Monday, September 10, 2012

How to Be a Teacher



The Chicago Teachers Union is on strike.

The strike is about more than wages: issues on the table include class size, teacher evaluation, and other matters directly related to pedagogy and how schools are managed.  The contract dispute is the latest front in the battle between teacher professionalism and neo-liberal reforms that aim to replace professional teaching with technocratic management.  This year's Chicago Public Schools budget shifted funds away from neighborhood public schools and towards charters. Against teachers' objections, CPS would link teachers' pay to student test scores.  In his press conference tonight, Chicago mayor Rahm Emmanuel used the word "accountability" over and over (including the curious usage ". . . give the principals the accountability they need," as if perhaps the chance to be held to task had been the unanswered dream on their bucket lists for years).  And so forth.

There will be more to say as the strike and continuing contract negotiations unfold, but in preparation for the strike, the CPS has prepared 144 holding pens for CPS students.  These sites will provide breakfast and lunch and 4 hours of "supervision."  (Officially, CPS is calling the program "Children First," but my inner George Orwell refuses to use that phrase, so I'll stick with holding pens.  If that sounds ideological, it's a step back from "POW camps," as I've also heard them called.)

On Friday, CPS released a brochure to be made available to supervisors at these sites.  Because neo-liberal reform tends towards the replacement of professional training of teachers with quick "how to be a teacher" crash courses, I thought the brochure might offer a perspective on what lies in store.  If anyone with a college degree can teach, and no special training in pedagogy, child development, the needs of children with disabilities, the needs of English Language Learners, and classroom management is necessary, it ought to be possible to boil down teaching to a brochure like this one.  It was, therefore, fascinating to see what the brochure lists in its bullet point provision of information.

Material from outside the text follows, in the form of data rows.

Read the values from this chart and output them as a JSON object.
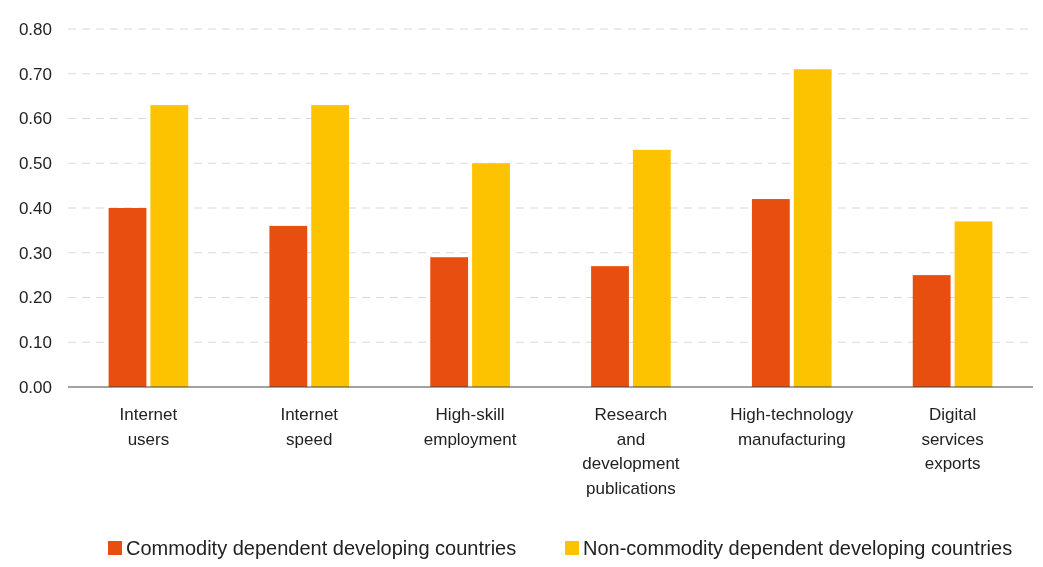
{
  "chart_data": {
    "type": "bar",
    "categories": [
      "Internet users",
      "Internet speed",
      "High-skill employment",
      "Research and development publications",
      "High-technology manufacturing",
      "Digital services exports"
    ],
    "series": [
      {
        "name": "Commodity dependent developing countries",
        "color": "#e84e0f",
        "values": [
          0.4,
          0.36,
          0.29,
          0.27,
          0.42,
          0.25
        ]
      },
      {
        "name": "Non-commodity dependent developing countries",
        "color": "#fdc300",
        "values": [
          0.63,
          0.63,
          0.5,
          0.53,
          0.71,
          0.37
        ]
      }
    ],
    "ylim": [
      0,
      0.8
    ],
    "yticks": [
      {
        "value": 0,
        "label": "0.00"
      },
      {
        "value": 0.1,
        "label": "0.10"
      },
      {
        "value": 0.2,
        "label": "0.20"
      },
      {
        "value": 0.3,
        "label": "0.30"
      },
      {
        "value": 0.4,
        "label": "0.40"
      },
      {
        "value": 0.5,
        "label": "0.50"
      },
      {
        "value": 0.6,
        "label": "0.60"
      },
      {
        "value": 0.7,
        "label": "0.70"
      },
      {
        "value": 0.8,
        "label": "0.80"
      }
    ],
    "grid": "y",
    "legend": "bottom"
  }
}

Overall, I thought the brochure showed the hand of writers who understand what children need, what might go wrong, what a supervisor would really need to know, and how difficult the task would be.  In other words, it was clearly written by someone who understands teaching.  What was most striking about it, to me, was how much story was hidden between the lines.  For instance:
  • A section called "Making Students Feel Comfortable" included the useful information that "Older students will also feel nervous, but they might exhibit these feelings by acting out, or making fun of 
    other students."  Yes indeed, and what is an under-prepared supervisor, with little-to-no disciplinary back-up, going to do about that?  CPS is reportedly trying to ensure that holding pens do not mix adolescents from rival gangs, but they haven't always succeeded in doing that in regular schools either.  It sounds like Lord of the Flies potential to me.
  • The "Classroom Management" single-page of instructions reminds supervisors to set rules for moving around the classroom, including "Define how to move respectfully -- no touching other people or their desk or property, no disruptive noises, etc."  Lord of the Flies again, this time with sexual harrassment.
  • The brochure includes advice on working with English Language Learners and Students in Temporary Living Situations, a reminder of the complexity these supervisors will face.
  •  A section on "Medically Fragile Populations" gives a brief overview of the most common life-threatening medical troubles likely to pop up in any Chicago classroom: Asthma, Diabetes, Food Allergies.  Resources available include "non-CTU nurses." I hope we never decide that nursing can be reduced to bullet points.
In sum, the advice provided showed a good understanding of the kinds of life-threatening situations, as well as those situations that are merely psychologically devastating, that children face when they are not in the charge of adults possessing knowledge of and experience with caring for their needs.  In the items it included, the brochure was a curiously profound statement about the need for professional teachers.  And where will the supervisors of the future be without experienced teachers available to write such brochures?  I was left thinking of monks frantically scribbling down all they could remember as the barbarians stormed the gate.  Of course, these supervisors are not meant to replace teachers, at least not yet, but the brochure was a reminder of how much difference there is between a clever young person with a training manual and a genuine teacher.

Because it violates labor regulations for these holding pens to provide "education," none is offered.  The brochure instead suggests "activities", including one for high school students called "Speak Truth to Power."  My inner Orwell cackled.

1 comment:

David I. Waddington said...

"Children First"? Your Inner Orwell is right to resist!